How is the whole project being funded and nurtured? Highly successful incubators, such as iHub, funded by goliath technology companies including Google, Samsung, and Nokia, provide the tech community in Kenya with a free, open innovation space with networks in place to give special access to entrepreneurs and startups who need space to meet with VCs, seed-funders, and local businesses, thus providing a fertile territory that is conducive to sparking invaluable relations between those who have brilliant ideas and those with money to help them grow. iHub is open to any tech person who becomes a green member. The project is an effort being taken on by a wide spectrum of creative techies from a number of international countries, and because Kenya’s time zone sits between Europe’s and Asia’s, the prospect of communicating and conducting real-time business exchange with both continents is a plausible notion with significant implications for the future.

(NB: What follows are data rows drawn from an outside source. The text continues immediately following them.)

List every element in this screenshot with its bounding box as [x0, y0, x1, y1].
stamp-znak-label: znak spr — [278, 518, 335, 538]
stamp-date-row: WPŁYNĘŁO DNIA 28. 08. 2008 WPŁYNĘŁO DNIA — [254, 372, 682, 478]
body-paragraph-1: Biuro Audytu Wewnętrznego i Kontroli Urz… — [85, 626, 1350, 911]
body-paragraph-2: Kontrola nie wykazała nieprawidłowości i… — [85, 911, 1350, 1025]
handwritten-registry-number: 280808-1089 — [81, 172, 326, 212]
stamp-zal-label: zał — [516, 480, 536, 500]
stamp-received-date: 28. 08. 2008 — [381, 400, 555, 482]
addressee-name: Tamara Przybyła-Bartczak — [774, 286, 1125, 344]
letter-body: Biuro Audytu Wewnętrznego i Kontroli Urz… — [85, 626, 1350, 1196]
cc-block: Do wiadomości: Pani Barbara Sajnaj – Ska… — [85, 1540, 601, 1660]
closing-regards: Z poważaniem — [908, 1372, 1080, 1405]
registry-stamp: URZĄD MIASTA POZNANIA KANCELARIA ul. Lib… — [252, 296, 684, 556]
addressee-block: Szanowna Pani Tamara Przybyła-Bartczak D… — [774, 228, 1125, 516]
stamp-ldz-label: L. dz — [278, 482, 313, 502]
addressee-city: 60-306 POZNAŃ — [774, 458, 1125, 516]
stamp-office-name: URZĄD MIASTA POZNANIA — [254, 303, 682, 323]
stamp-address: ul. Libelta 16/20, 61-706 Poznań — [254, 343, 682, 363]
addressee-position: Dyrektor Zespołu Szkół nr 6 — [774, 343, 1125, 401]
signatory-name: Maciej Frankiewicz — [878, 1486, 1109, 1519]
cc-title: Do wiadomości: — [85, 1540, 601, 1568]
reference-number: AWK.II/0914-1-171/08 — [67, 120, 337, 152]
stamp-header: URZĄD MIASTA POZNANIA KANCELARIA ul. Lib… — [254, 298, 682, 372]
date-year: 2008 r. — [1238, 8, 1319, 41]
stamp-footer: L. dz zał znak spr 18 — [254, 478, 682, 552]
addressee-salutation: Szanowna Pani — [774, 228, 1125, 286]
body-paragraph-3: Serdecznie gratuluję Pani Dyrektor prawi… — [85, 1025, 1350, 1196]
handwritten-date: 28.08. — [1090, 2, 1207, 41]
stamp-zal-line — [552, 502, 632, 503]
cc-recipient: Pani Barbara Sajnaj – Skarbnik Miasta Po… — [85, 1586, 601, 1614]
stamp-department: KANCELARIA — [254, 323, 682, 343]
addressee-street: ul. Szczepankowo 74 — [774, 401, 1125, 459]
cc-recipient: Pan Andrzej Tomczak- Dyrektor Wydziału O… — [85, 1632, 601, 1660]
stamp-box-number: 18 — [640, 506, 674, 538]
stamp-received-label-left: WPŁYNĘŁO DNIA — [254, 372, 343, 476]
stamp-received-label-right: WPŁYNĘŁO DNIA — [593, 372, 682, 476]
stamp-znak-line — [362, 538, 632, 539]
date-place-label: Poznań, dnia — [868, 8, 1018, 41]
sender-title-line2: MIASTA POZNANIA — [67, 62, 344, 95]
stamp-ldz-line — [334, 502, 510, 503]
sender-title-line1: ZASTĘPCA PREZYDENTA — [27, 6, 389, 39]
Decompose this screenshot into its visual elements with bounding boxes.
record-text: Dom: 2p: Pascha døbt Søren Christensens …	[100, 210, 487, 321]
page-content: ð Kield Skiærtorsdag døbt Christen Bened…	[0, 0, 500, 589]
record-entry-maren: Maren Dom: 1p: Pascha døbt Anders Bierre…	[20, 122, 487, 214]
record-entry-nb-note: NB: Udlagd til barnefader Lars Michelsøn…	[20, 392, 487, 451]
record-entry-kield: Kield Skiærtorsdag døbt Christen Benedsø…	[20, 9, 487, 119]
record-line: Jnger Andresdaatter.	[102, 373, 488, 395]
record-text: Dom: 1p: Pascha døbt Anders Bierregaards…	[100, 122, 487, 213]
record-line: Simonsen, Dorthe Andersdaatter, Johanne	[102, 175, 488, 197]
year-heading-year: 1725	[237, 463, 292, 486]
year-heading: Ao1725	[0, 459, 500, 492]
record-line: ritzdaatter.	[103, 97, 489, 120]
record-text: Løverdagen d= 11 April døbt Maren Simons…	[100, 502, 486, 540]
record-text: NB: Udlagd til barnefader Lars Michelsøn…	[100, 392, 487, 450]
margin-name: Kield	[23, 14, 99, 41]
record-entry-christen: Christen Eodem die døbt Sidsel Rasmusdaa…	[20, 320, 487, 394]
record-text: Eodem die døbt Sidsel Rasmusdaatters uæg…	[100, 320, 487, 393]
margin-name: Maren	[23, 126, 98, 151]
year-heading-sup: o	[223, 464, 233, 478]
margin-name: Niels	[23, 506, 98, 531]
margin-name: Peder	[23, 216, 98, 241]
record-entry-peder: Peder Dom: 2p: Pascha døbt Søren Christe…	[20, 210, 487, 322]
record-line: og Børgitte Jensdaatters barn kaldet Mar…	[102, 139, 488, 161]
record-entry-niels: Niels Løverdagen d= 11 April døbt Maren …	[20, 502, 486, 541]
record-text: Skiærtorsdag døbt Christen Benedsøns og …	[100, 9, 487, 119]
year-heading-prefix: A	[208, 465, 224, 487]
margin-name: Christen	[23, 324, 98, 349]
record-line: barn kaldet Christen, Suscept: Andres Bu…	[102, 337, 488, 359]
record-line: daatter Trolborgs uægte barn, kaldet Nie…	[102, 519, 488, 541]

The process of city development will be done in phases to ensure a steady pace of growth in tandem with adequate civic amenities and infrastructure to meet the needs of the population - some examples include the further building of national institutions, utilization of renewable energy, recycling systems, and low-cost transportation among others. The transformation of Kenya’s employment markets seems to be something that will come to fruition not only with the steady development of a solid IT infrastructure, but also with their growing global reputation as an inexpensive yet high-quality outsourcing destination for multinationals seeking to find an alternative to traditional outsourcing countries such as India, which will become more expensive in tandem with a maturing economy over time.
The idea of Kenya and its Konza Silicon Savannah as a pioneering way to lift the whole African continent out of underdevelopment is one that is highly pervasive; but one of the most compelling questions regarding the Kenya Vision 2030 plan in Konza is whether or not achieving a highly developed tech city will actually result in a ripple effect, so to speak, that will prove beneficial for the rest of Africa and its infrastructure issues. At any rate, the process of upping the ante on Kenya’s international presence as a modernized, progressive, and commercial hub for interest, retail, technology, and finance is exciting and refreshing in lieu of the ever common assessment of Africa as a continent ever ravaged by the effects of colonialism, unquestionably dire poverty rates coupled, and a lack of social infrastructure.
We’ll see if this project makes potentially modest to dynamic changes not only economically, but socially and politically on a regional and national scale. So far the reactions have been somewhat mixed, ranging from those who are incredibly enthusiastic about the blueprint and others who are still quite skeptical as to how smoothly the path to modernization will go in terms of government being able to properly handle the degree of bureaucratic complexity that comes with any highly developed, built-up, urban area.